Certo che noi sardi a volte siamo un po' bizzarri. Siamo capaci di prendere cappello per una battuta infelice (il "sorcio nero" di Panatta a un giocatore rossoblù, il "Ti mando a Ovodda!" di Amendola in uno sceneggiato televisivo) - delle inezie, insomma - e invece non battiamo ciglio di fronte ad autentiche nefandezze che riguardano questioni serie e che, occorre aggiungere, spesso sono dei veri e propri autogol che confezioniamo senza il concorso dei tanto vituperati "continentali".

Credo che i trasporti e la sanità siano purtroppo forieri di esempi lampanti. Dalla continuità territoriale vecchia e nuova sino alla sciagurata riforma della sanità potremmo pescare a piene mani argomenti per alzare la voce, reclamare un drastico cambio di rotta da parte dei nostri governanti regionali. Invece tutto passa senza grandi scossoni. E a errore si aggiunge un altro errore, fino a che - improvvisamente- ci svegliamo e ci chiediamo: come è stato possibile arrivare a tanto?

Per limitarci alla sanità, l'ultima perla è un emendamento alla Finanziaria di sette consiglieri regionali (e già approvato) che, nella sostanza, smonta quella che senza tema di smentita possiamo definire una delle nostre eccellenze. Sto parlando della struttura complessa di ginecologia e diagnosi genetica prenatale del Microcitemico di Cagliari. Un reparto sorto nel 1982 grazie alle competenze di un luminare come il professor Antonio Cao e alla sensibilità di un fine politico come Emanuele Sanna.

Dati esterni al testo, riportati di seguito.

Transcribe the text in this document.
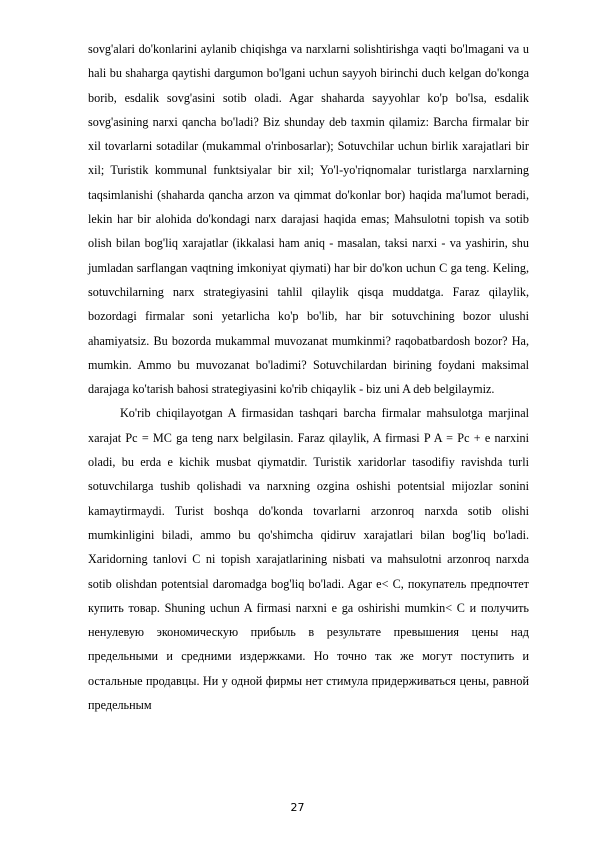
sovg'alari do'konlarini aylanib chiqishga va narxlarni solishtirishga vaqti bo'lmagani va u hali bu shaharga qaytishi dargumon bo'lgani uchun sayyoh birinchi duch kelgan do'konga borib, esdalik sovg'asini sotib oladi. Agar shaharda sayyohlar ko'p bo'lsa, esdalik sovg'asining narxi qancha bo'ladi? Biz shunday deb taxmin qilamiz: Barcha firmalar bir xil tovarlarni sotadilar (mukammal o'rinbosarlar); Sotuvchilar uchun birlik xarajatlari bir xil; Turistik kommunal funktsiyalar bir xil; Yo'l-yo'riqnomalar turistlarga narxlarning taqsimlanishi (shaharda qancha arzon va qimmat do'konlar bor) haqida ma'lumot beradi, lekin har bir alohida do'kondagi narx darajasi haqida emas; Mahsulotni topish va sotib olish bilan bog'liq xarajatlar (ikkalasi ham aniq - masalan, taksi narxi - va yashirin, shu jumladan sarflangan vaqtning imkoniyat qiymati) har bir do'kon uchun C ga teng. Keling, sotuvchilarning narx strategiyasini tahlil qilaylik qisqa muddatga. Faraz qilaylik, bozordagi firmalar soni yetarlicha ko'p bo'lib, har bir sotuvchining bozor ulushi ahamiyatsiz. Bu bozorda mukammal muvozanat mumkinmi? raqobatbardosh bozor? Ha, mumkin. Ammo bu muvozanat bo'ladimi? Sotuvchilardan birining foydani maksimal darajaga ko'tarish bahosi strategiyasini ko'rib chiqaylik - biz uni A deb belgilaymiz.

Ko'rib chiqilayotgan A firmasidan tashqari barcha firmalar mahsulotga marjinal xarajat Pc = MC ga teng narx belgilasin. Faraz qilaylik, A firmasi P A = Pc + e narxini oladi, bu erda e kichik musbat qiymatdir. Turistik xaridorlar tasodifiy ravishda turli sotuvchilarga tushib qolishadi va narxning ozgina oshishi potentsial mijozlar sonini kamaytirmaydi. Turist boshqa do'konda tovarlarni arzonroq narxda sotib olishi mumkinligini biladi, ammo bu qo'shimcha qidiruv xarajatlari bilan bog'liq bo'ladi. Xaridorning tanlovi C ni topish xarajatlarining nisbati va mahsulotni arzonroq narxda sotib olishdan potentsial daromadga bog'liq bo'ladi. Agar e< C, покупатель предпочтет купить товар. Shuning uchun A firmasi narxni e ga oshirishi mumkin< C и получить ненулевую экономическую прибыль в результате превышения цены над предельными и средними издержками. Но точно так же могут поступить и остальные продавцы. Ни у одной фирмы нет стимула придерживаться цены, равной предельным

27
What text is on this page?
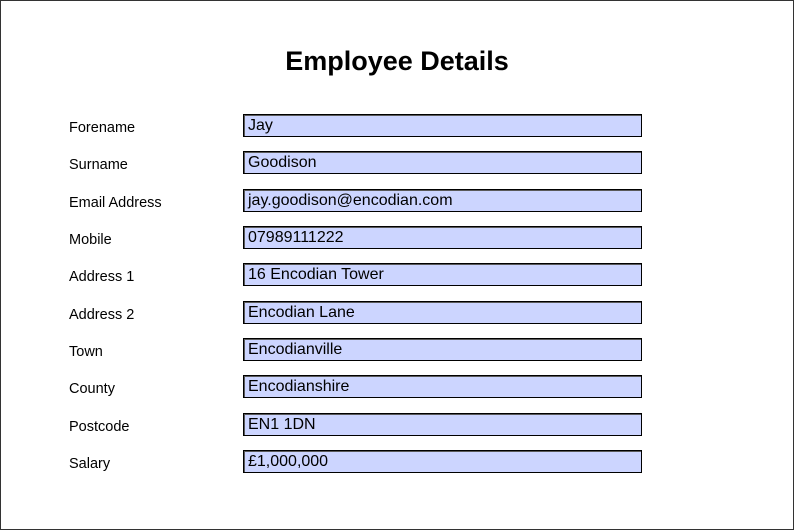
Employee Details
Forename	Jay
Surname	Goodison
Email Address	jay.goodison@encodian.com
Mobile	07989111222
Address 1	16 Encodian Tower
Address 2	Encodian Lane
Town	Encodianville
County	Encodianshire
Postcode	EN1 1DN
Salary	£1,000,000
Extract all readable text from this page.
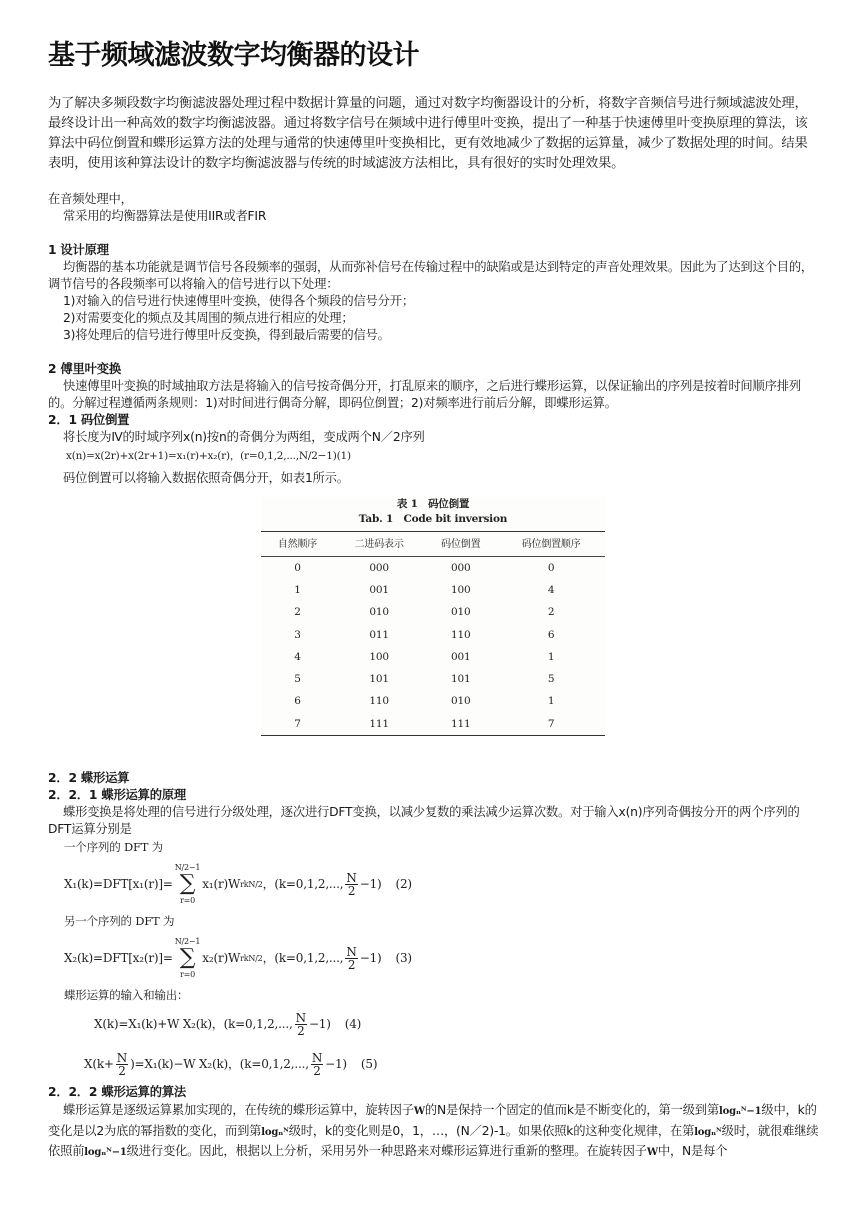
基于频域滤波数字均衡器的设计

为了解决多频段数字均衡滤波器处理过程中数据计算量的问题，通过对数字均衡器设计的分析，将数字音频信号进行频域滤波处理，最终设计出一种高效的数字均衡滤波器。通过将数字信号在频域中进行傅里叶变换，提出了一种基于快速傅里叶变换原理的算法，该算法中码位倒置和蝶形运算方法的处理与通常的快速傅里叶变换相比，更有效地减少了数据的运算量，减少了数据处理的时间。结果表明，使用该种算法设计的数字均衡滤波器与传统的时域滤波方法相比，具有很好的实时处理效果。

在音频处理中，

常采用的均衡器算法是使用IIR或者FIR

1 设计原理

均衡器的基本功能就是调节信号各段频率的强弱，从而弥补信号在传输过程中的缺陷或是达到特定的声音处理效果。因此为了达到这个目的，调节信号的各段频率可以将输入的信号进行以下处理：

1)对输入的信号进行快速傅里叶变换，使得各个频段的信号分开；

2)对需要变化的频点及其周围的频点进行相应的处理；

3)将处理后的信号进行傅里叶反变换，得到最后需要的信号。

2 傅里叶变换

快速傅里叶变换的时域抽取方法是将输入的信号按奇偶分开，打乱原来的顺序，之后进行蝶形运算，以保证输出的序列是按着时间顺序排列的。分解过程遵循两条规则：1)对时间进行偶奇分解，即码位倒置；2)对频率进行前后分解，即蝶形运算。

2．1 码位倒置

将长度为Ⅳ的时域序列x(n)按n的奇偶分为两组，变成两个N／2序列

x(n)=x(2r)+x(2r+1)=x₁(r)+x₂(r)，(r=0,1,2,...,N/2−1)(1)

码位倒置可以将输入数据依照奇偶分开，如表1所示。

表 1　码位倒置
Tab. 1　Code bit inversion
自然顺序	二进码表示	码位倒置	码位倒置顺序
0	000	000	0
1	001	100	4
2	010	010	2
3	011	110	6
4	100	001	1
5	101	101	5
6	110	010	1
7	111	111	7

2．2 蝶形运算

2．2．1 蝶形运算的原理

蝶形变换是将处理的信号进行分级处理，逐次进行DFT变换，以减少复数的乘法减少运算次数。对于输入x(n)序列奇偶按分开的两个序列的DFT运算分别是

一个序列的 DFT 为
X₁(k)=DFT[x₁(r)]=
N/2−1
∑
r=0
x₁(r)W rk N/2 ，(k=0,1,2,..., $\frac{N}{2} -1$) (2)
另一个序列的 DFT 为
X₂(k)=DFT[x₂(r)]=
N/2−1
∑
r=0
x₂(r)W rk N/2 ，(k=0,1,2,..., $\frac{N}{2} -1$) (3)
蝶形运算的输入和输出：
X(k)=X₁(k)+W X₂(k)，(k=0,1,2,..., $\frac{N}{2} -1$) (4)
$X(k+ \frac{N}{2} )=X_1(k)-W$ X₂(k)，(k=0,1,2,..., $\frac{N}{2} -1$) (5)

2．2．2 蝶形运算的算法

蝶形运算是逐级运算累加实现的，在传统的蝶形运算中，旋转因子W的N是保持一个固定的值而k是不断变化的，第一级到第logₙᴺ−1级中，k的变化是以2为底的幂指数的变化，而到第logₙᴺ级时，k的变化则是0，1，…，(N／2)-1。如果依照k的这种变化规律，在第logₙᴺ级时，就很难继续依照前logₙᴺ−1级进行变化。因此，根据以上分析，采用另外一种思路来对蝶形运算进行重新的整理。在旋转因子W中，N是每个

Negli anni questa struttura pubblica ha acquisito una lusinghiera fama nazionale e internazionale, consentendo a tantissime donne sarde di effettuare indagini prenatali o di accedere alle tecniche di procreazione assistita, sia omologa che eterologa. Bene, l'emendamento in questione ha ottenuto lo stanziamento di una cospicua somma per "garantire" alle coppie residenti in Sardegna l'accesso a queste tecniche medicalmente assistite presso "strutture pubbliche o private accreditate in ambito nazionale ed estero". Cioè, anziché potenziare e accreditare una struttura pubblica sarda che funziona egregiamente, si è preferito dirottare risorse fuori dall'Isola, prevedendo tra l'altro un contributo che di certo non basterà a coprire gli ingenti costi di una procreazione eterologa in una struttura privata.

Vado oltre i problemi di privacy (qual è la coppia che dichiarerà a cuor leggero di voler accedere alla procreazione eterologa?) e di certificazione (chi vidimerà la pratica, un consigliere regionale?), e arrivo alle amare conclusioni. A furia di affidarci a politici che assomigliano ad apprendisti stregoni stiamo snaturando i criteri della sanità, perché i due sistemi, pubblico e privato, vanno contemperati in maniera intelligente e non avventata. E così si torna ai tempi dei viaggi della speranza, con la variante del turismo procreativo.